Wildlife campaigners have launched an operation to protect endangered freshwater pearl mussel sites.
A Scottish Natural Heritage (SNH) study found that 75% of the internationally important sites surveyed have suffered significant and lasting criminal damage.
This ranged from illegal pearl fishing to unauthorised river works which destroyed whole pearl mussel populations.
SNH said that in one river system in the west Highlands, a bed of at least 600 pearl mussels has disappeared in the past five years, with pearl fishing the only explanation.
Police and SNH today launched Operation Caesar, urging members of the public to report any suspicious activity in a bid to protect the species.
Scotland has 21 designated sites for pearl mussels, with Scottish rivers holding around half of the world's population of the species.

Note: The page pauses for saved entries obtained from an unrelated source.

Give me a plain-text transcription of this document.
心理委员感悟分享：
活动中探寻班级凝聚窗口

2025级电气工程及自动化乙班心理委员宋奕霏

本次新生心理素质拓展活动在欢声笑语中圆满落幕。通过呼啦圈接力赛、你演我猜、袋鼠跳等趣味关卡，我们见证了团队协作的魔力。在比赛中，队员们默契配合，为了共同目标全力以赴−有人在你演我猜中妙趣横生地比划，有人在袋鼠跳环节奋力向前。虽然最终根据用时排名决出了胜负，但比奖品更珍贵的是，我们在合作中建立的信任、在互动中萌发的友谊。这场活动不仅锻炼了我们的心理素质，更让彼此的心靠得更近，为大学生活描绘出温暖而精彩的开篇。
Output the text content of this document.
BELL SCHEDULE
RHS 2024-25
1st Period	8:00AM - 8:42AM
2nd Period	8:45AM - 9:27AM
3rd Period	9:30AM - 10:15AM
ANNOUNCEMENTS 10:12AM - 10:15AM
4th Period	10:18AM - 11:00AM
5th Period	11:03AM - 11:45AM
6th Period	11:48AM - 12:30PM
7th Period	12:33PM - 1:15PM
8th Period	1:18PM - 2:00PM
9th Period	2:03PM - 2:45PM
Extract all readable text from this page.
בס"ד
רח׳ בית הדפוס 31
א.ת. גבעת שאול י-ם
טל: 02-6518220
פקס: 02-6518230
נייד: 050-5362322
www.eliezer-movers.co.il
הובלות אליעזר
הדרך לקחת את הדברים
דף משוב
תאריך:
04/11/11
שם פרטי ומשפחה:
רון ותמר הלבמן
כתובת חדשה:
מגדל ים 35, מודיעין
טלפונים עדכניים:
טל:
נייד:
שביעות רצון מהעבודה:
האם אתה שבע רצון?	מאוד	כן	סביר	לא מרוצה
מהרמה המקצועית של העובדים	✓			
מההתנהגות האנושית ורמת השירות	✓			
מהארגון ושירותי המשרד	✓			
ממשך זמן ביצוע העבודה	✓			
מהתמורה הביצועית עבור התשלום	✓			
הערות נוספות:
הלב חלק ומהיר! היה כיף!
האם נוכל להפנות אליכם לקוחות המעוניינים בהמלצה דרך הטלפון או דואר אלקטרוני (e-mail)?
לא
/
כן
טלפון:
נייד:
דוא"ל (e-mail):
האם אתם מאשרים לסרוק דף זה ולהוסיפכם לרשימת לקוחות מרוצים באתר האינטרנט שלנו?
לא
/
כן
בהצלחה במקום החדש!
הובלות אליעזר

Of the nine Special Areas of Conservation (SACs) and Sites of Special Scientific Interest (SSSIs), surveyed by SNH in 2008/2009, damage was found at seven of them.
Iain Sime of SNH said: "Our findings have been shocking, appalling even, and it is clear that we must undertake urgent work to save this species from almost certain extinction in some areas.
"Unauthorised engineering in one river seems to have destroyed the most significant pearl mussel bed of around 900 animals in the lower reaches of the river.
"Another site has seen the killing, in less than a day, of 50% of the mussels in the burn - making any recovery from the remaining animals extremely difficult. Operation Caesar has been launched to enlist the help of people in trying to stop these crimes."
The mussels are protected under the Wildlife and Countryside Act 1981 and crimes against them carry the possibility of prison sentences.
Freshwater pearl mussels can grow to over 15cm long and live for more than a century. They are dark brown to black in colour and live at the bottom of clean, fast-flowing rivers.
Police urged people to be on the lookout for any suspicious activity in and around rivers, from people searching in rivers and shells on banks to vehicles parked early in the day.
Environment Minister Roseanna Cunningham said: "It is clear that the pearl mussel continues to suffer from indiscriminate and illegal ransacking by determined criminals. It is a UK wildlife crime priority and SNH has been tasked with co-ordinating action to try and halt this decline."